First "$mx+b$-type expression" in each language's Wikipedia page for Linear_equation

So anyway, one way or another, even though the map is probably-wrong, there definitely isn't much worldwide agreement on which variables to use in which slot.

• Yeah, finding a good source for this map is tough. I found this thread on Reddit, and this footnote on mathisfun.com, but neither provide a reference (and many of the comments on the Reddit thread seem to disagree). – Mike Pierce Aug 30 '17 at 15:17
• Even in the United States it isn't universal above a certain level. For example, $m$ is seldom used in stats books when they discuss simple linear regression. – John Coleman Aug 30 '17 at 15:20
• @MikePierce Thanks for the link to the reddit thread; I went ahead and just did the Wikipedia research myself since those links are indeed the best sources for the map and neither of them are any good. The map is probably bogus and I've tried to update my answer accordingly. – Chris Cunningham Aug 31 '17 at 23:30
• In Italy, I'd say that $mx+q$ (we use $q$ instead of $b$) is more widespread than $ax+b$. – Massimo Ortolano Sep 2 '17 at 15:41
• Ya, I'd say that I have been unable to find a good way to make any good conclusions about any of the details; the only thing constant I was able to find was that it is definitely not $mx + b$ worldwide. – Chris Cunningham Sep 3 '17 at 1:09

I taught low level algebra for a bit and those students really struggled with knowing what variables were and that they actually stood for numbers. They would see $y=mx+b$ and just not have any idea what it meant or stood for. I've heard the "monter" explanation before, but the students didn't find it helpful (they didn't speak french after all...). What I ended up doing, is replacing a lot of the variables in the class with blanks. So I would write $y=\_\_\,x + \_\_$ and then ask what went in each blank and they would respond with "slope" and "intercept" so I would write $$y=(\text{slope})\,x+(y\text{-intercept})$$ and they seemed to follow that a bit better since they themselves came up with the words to use and didn't have to memorize "m for slope" and "b for y-intercept" since those seem more disconnected.

The "b" for "begin" and "m" for "move" explanation seems like it would have worked for this level of student, I wish I could have tried that.

I would suggest not focusing on the notation "m" and "b" and just explain why they are different in terms of their relationships to x and y.

What's in a name?
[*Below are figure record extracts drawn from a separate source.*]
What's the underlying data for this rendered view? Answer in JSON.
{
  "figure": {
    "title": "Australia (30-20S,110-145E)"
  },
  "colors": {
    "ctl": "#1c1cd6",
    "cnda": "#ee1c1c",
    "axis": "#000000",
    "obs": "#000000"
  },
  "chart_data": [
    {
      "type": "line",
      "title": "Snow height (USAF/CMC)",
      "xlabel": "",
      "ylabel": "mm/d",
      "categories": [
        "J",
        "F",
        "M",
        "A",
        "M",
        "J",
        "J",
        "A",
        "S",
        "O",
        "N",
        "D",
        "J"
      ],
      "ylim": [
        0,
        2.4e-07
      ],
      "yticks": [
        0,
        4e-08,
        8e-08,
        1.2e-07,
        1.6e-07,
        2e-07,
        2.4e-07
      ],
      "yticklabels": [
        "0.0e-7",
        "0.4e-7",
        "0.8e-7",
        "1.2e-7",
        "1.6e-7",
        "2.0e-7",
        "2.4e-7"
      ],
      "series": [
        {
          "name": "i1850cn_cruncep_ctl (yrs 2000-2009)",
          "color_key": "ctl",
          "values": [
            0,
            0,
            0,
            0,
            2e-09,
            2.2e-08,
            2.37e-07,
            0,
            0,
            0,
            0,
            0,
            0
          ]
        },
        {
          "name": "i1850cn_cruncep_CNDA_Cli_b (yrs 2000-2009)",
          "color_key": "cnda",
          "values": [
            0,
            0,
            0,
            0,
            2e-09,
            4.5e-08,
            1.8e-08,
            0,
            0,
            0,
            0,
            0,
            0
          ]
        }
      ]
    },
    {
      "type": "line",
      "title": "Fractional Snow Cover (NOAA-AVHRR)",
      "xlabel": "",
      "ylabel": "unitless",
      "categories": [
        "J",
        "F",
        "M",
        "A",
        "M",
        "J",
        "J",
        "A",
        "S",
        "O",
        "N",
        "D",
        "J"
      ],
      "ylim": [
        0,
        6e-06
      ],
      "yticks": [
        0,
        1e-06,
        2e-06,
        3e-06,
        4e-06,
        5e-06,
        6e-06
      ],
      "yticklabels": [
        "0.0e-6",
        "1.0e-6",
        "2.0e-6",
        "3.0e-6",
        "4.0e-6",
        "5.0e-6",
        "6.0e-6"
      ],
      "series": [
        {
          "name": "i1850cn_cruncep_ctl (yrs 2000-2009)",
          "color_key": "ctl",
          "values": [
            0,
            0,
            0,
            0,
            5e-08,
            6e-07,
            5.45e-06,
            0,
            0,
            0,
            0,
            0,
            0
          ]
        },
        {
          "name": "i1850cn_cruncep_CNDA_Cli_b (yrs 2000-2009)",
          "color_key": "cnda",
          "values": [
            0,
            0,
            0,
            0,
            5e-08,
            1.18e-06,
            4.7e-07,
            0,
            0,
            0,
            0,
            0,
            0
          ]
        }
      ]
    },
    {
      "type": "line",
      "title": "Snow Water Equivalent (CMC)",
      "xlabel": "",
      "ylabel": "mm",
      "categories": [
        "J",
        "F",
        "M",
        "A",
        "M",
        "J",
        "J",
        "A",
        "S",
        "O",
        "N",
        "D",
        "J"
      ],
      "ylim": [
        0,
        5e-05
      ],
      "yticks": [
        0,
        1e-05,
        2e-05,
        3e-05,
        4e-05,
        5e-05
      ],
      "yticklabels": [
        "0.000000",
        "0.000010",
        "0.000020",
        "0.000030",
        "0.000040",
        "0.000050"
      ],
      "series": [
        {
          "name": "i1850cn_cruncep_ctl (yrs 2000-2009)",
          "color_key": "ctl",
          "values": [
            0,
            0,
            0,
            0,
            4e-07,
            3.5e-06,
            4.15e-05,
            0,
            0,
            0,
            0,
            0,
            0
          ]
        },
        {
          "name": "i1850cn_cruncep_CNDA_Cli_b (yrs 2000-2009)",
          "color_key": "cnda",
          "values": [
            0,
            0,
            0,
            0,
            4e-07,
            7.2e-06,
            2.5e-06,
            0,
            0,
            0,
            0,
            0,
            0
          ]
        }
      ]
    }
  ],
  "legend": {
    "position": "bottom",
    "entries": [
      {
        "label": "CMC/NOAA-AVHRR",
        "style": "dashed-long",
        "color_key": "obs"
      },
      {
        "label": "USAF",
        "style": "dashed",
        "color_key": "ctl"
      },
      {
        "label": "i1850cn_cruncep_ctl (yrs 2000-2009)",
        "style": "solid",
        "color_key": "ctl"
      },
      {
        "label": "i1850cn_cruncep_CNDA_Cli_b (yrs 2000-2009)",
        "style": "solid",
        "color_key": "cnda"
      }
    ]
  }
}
That which we call a rose by any other name would smell as sweet.

The slope has to interact with `x' because it is describing the relationship between how much y changes when x changes. If x changes by a lot, the slope passes this information on to y.

The intercept sits out there by itself because it is an absolute location on the line. If x changes by a lot, the y-intercept is still just the y-intercept. It doesn't care how x is changing.